Delete models from jetson-inference/python/training/detection/ssd

Hi, I have a bunch of bad/failed models after train-ssd.py. The folders are locked but take up a big chunck of my memory-card and i want to remove them before trying to make new ones.

I am trying to create a good model for detecting boats, any tips?

I have tried both 25000 pictures, 10000, and 2500. And mostly the training is killed of in the process.
I have tried adjusting batch-size and workers, but it keeps happening.
I have also tried the memory-swap but I am unsure if it is correct.
I am on a Jetson Orin Nano DK 8GB.

Hi,

Since Orin Nano is relatively memory-limited, is it possible to apply the training on a desktop environment and copy the model to Jetson for deployment?
If not, please try to reduce the batch size for training.

Thanks.

Have tried workers=0 and batch-size=1 and 2, but same thing.

How many pictures is recommended for a model designed for recognizing boats. I download the pics with open-picture-downloader script.

And for my first question, is it possible to delete the models that turned out bad?

Would be open to train on desktop as well, but having a hard time getting Jetson-Inference docker to work on it.

Hi,

Yes, the model is a file so you can remove it directly.

Please also check the memory status when running the training.
If the memory usage is close to full, it’s recommended to train it on other platforms first.

$ sudo tegrastats

Thanks.

Hi @viccivic98, regarding the ‘killed’ errors (out of memory), if you haven’t already see these steps to mount SWAP, disable ZRAM, and disable the desktop UI: https://github.com/dusty-nv/jetson-inference/blob/master/docs/pytorch-transfer-learning.md#mounting-swap

The number of images in the dataset you need depends on how accurate you want the model to be trained for. I would recommend starting with a small test set first of ~500-1000 images just to make sure you have the process working, before leaving it to train on the larger dataset for a while over more epochs.
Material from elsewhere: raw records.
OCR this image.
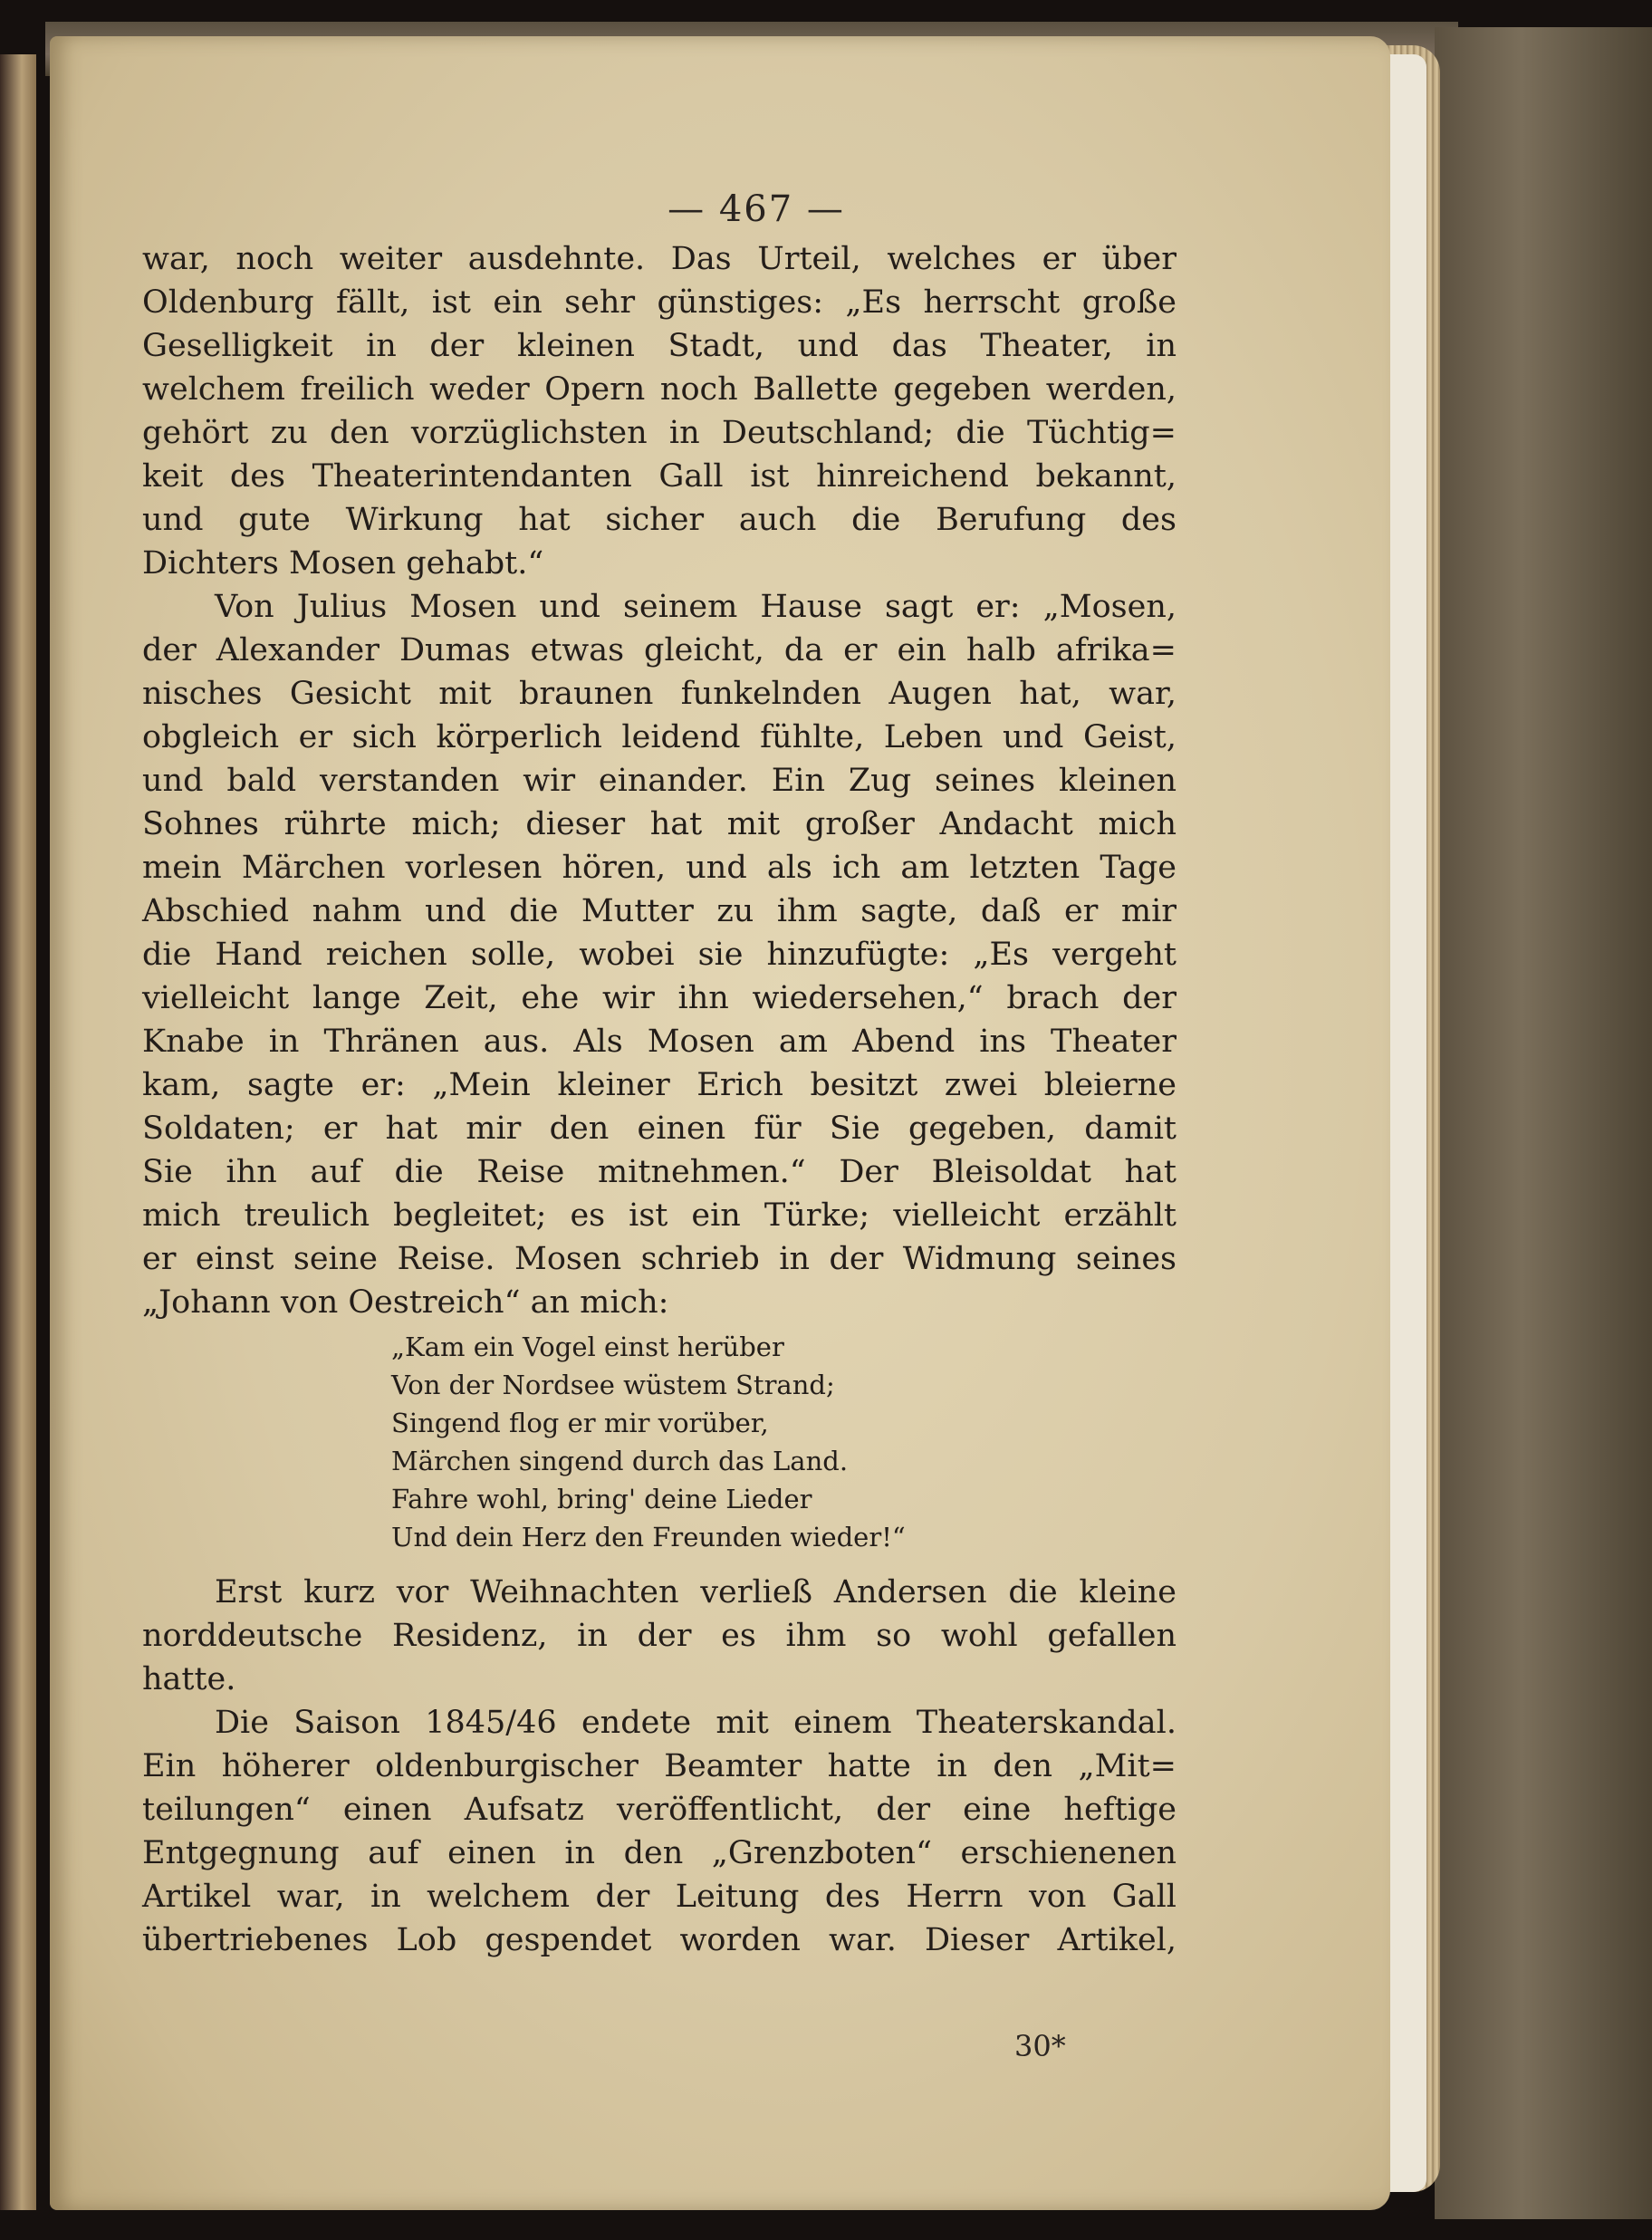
— 467 —
war, noch weiter ausdehnte. Das Urteil, welches er über
Oldenburg fällt, ist ein sehr günstiges: „Es herrscht große
Geselligkeit in der kleinen Stadt, und das Theater, in
welchem freilich weder Opern noch Ballette gegeben werden,
gehört zu den vorzüglichsten in Deutschland; die Tüchtig=
keit des Theaterintendanten Gall ist hinreichend bekannt,
und gute Wirkung hat sicher auch die Berufung des
Dichters Mosen gehabt.“
Von Julius Mosen und seinem Hause sagt er: „Mosen,
der Alexander Dumas etwas gleicht, da er ein halb afrika=
nisches Gesicht mit braunen funkelnden Augen hat, war,
obgleich er sich körperlich leidend fühlte, Leben und Geist,
und bald verstanden wir einander. Ein Zug seines kleinen
Sohnes rührte mich; dieser hat mit großer Andacht mich
mein Märchen vorlesen hören, und als ich am letzten Tage
Abschied nahm und die Mutter zu ihm sagte, daß er mir
die Hand reichen solle, wobei sie hinzufügte: „Es vergeht
vielleicht lange Zeit, ehe wir ihn wiedersehen,“ brach der
Knabe in Thränen aus. Als Mosen am Abend ins Theater
kam, sagte er: „Mein kleiner Erich besitzt zwei bleierne
Soldaten; er hat mir den einen für Sie gegeben, damit
Sie ihn auf die Reise mitnehmen.“ Der Bleisoldat hat
mich treulich begleitet; es ist ein Türke; vielleicht erzählt
er einst seine Reise. Mosen schrieb in der Widmung seines
„Johann von Oestreich“ an mich:
„Kam ein Vogel einst herüber
Von der Nordsee wüstem Strand;
Singend flog er mir vorüber,
Märchen singend durch das Land.
Fahre wohl, bring' deine Lieder
Und dein Herz den Freunden wieder!“
Erst kurz vor Weihnachten verließ Andersen die kleine
norddeutsche Residenz, in der es ihm so wohl gefallen
hatte.
Die Saison 1845/46 endete mit einem Theaterskandal.
Ein höherer oldenburgischer Beamter hatte in den „Mit=
teilungen“ einen Aufsatz veröffentlicht, der eine heftige
Entgegnung auf einen in den „Grenzboten“ erschienenen
Artikel war, in welchem der Leitung des Herrn von Gall
übertriebenes Lob gespendet worden war. Dieser Artikel,
30*
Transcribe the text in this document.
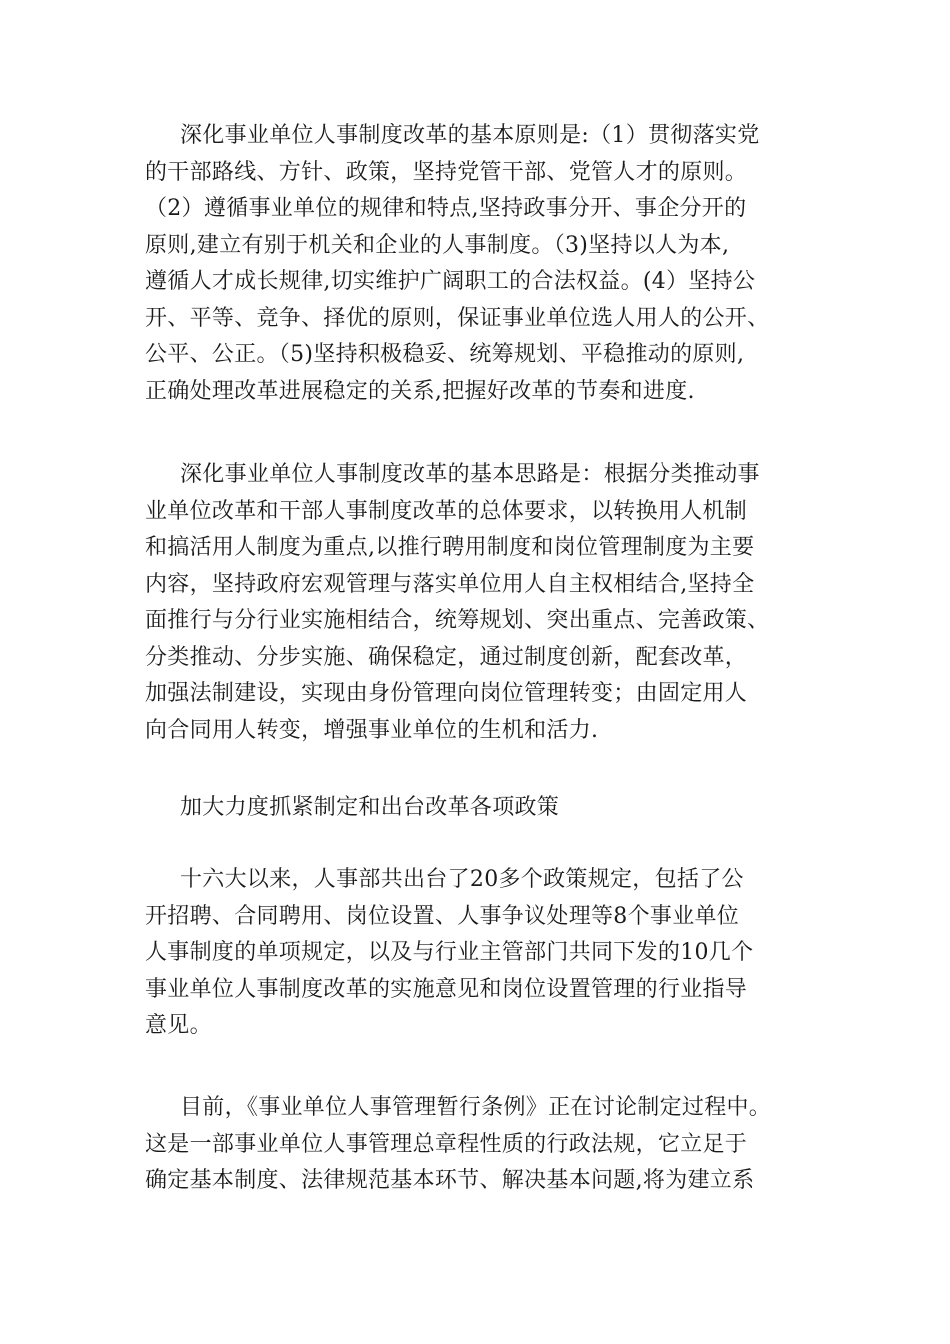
深化事业单位人事制度改革的基本原则是:（1）贯彻落实党
的干部路线、方针、政策，坚持党管干部、党管人才的原则。
（2）遵循事业单位的规律和特点,坚持政事分开、事企分开的
原则,建立有别于机关和企业的人事制度。（3)坚持以人为本,
遵循人才成长规律,切实维护广阔职工的合法权益。(4）坚持公
开、平等、竞争、择优的原则，保证事业单位选人用人的公开、
公平、公正。（5)坚持积极稳妥、统筹规划、平稳推动的原则,
正确处理改革进展稳定的关系,把握好改革的节奏和进度.
深化事业单位人事制度改革的基本思路是：根据分类推动事
业单位改革和干部人事制度改革的总体要求，以转换用人机制
和搞活用人制度为重点,以推行聘用制度和岗位管理制度为主要
内容，坚持政府宏观管理与落实单位用人自主权相结合,坚持全
面推行与分行业实施相结合，统筹规划、突出重点、完善政策、
分类推动、分步实施、确保稳定，通过制度创新，配套改革，
加强法制建设，实现由身份管理向岗位管理转变；由固定用人
向合同用人转变，增强事业单位的生机和活力.
加大力度抓紧制定和出台改革各项政策
十六大以来，人事部共出台了20多个政策规定，包括了公
开招聘、合同聘用、岗位设置、人事争议处理等8个事业单位
人事制度的单项规定，以及与行业主管部门共同下发的10几个
事业单位人事制度改革的实施意见和岗位设置管理的行业指导
意见。
目前，《事业单位人事管理暂行条例》正在讨论制定过程中。
这是一部事业单位人事管理总章程性质的行政法规，它立足于
确定基本制度、法律规范基本环节、解决基本问题,将为建立系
Also, you can directly clone the pytorch-ssd submodule from jetson-inference to your x86 PC, and run the training there you have CUDA/PyTorch/ect installed on your PC. Or I use NGC pytorch container on x86 and that works good too.

We are creating a script for detecting boats on a dock. I am now trying a training on my desktop with 26000 pictures collected from open_images_downloader.py.

I have it set on 100 epochs, batch-size 4 and workers 2, and the training is still going.

If the model is not good as a result, would it be better with less images, even more epochs?

PS, i tried the memory swap thing but not sure if it was done correct, but i moved the training work over to the desktop now anyways,

That is a good call to have moved your training over to your desktop for datasets that size. The training tutorials I make for Jetson are mostly for educational purposes so people can learn how to get started fine-tuning their own models before transitioning to bigger systems for that (although on Jetson AGX it is decently fast for transfer learning on CNNs)

Optimizing the model accuracy based on dataset size, curation, and training hyperparameters can be model-specific and require experimentation on your part. Which now that you have it training on a faster system, you can more easily train multiple models and iterate to attain your desired performance.

Can 26000 pictures be to big of a dataset for only one object? That 10k would maybe be better for boat-detection?

@viccivic98 with that many pictures of just one object, by instinct is that the dataset will be unbalanced and the model biased towards that object. Hence in the training scripts and dataset downloaders there are options for balancing the distribution of class labels.

This topic was automatically closed 14 days after the last reply. New replies are no longer allowed.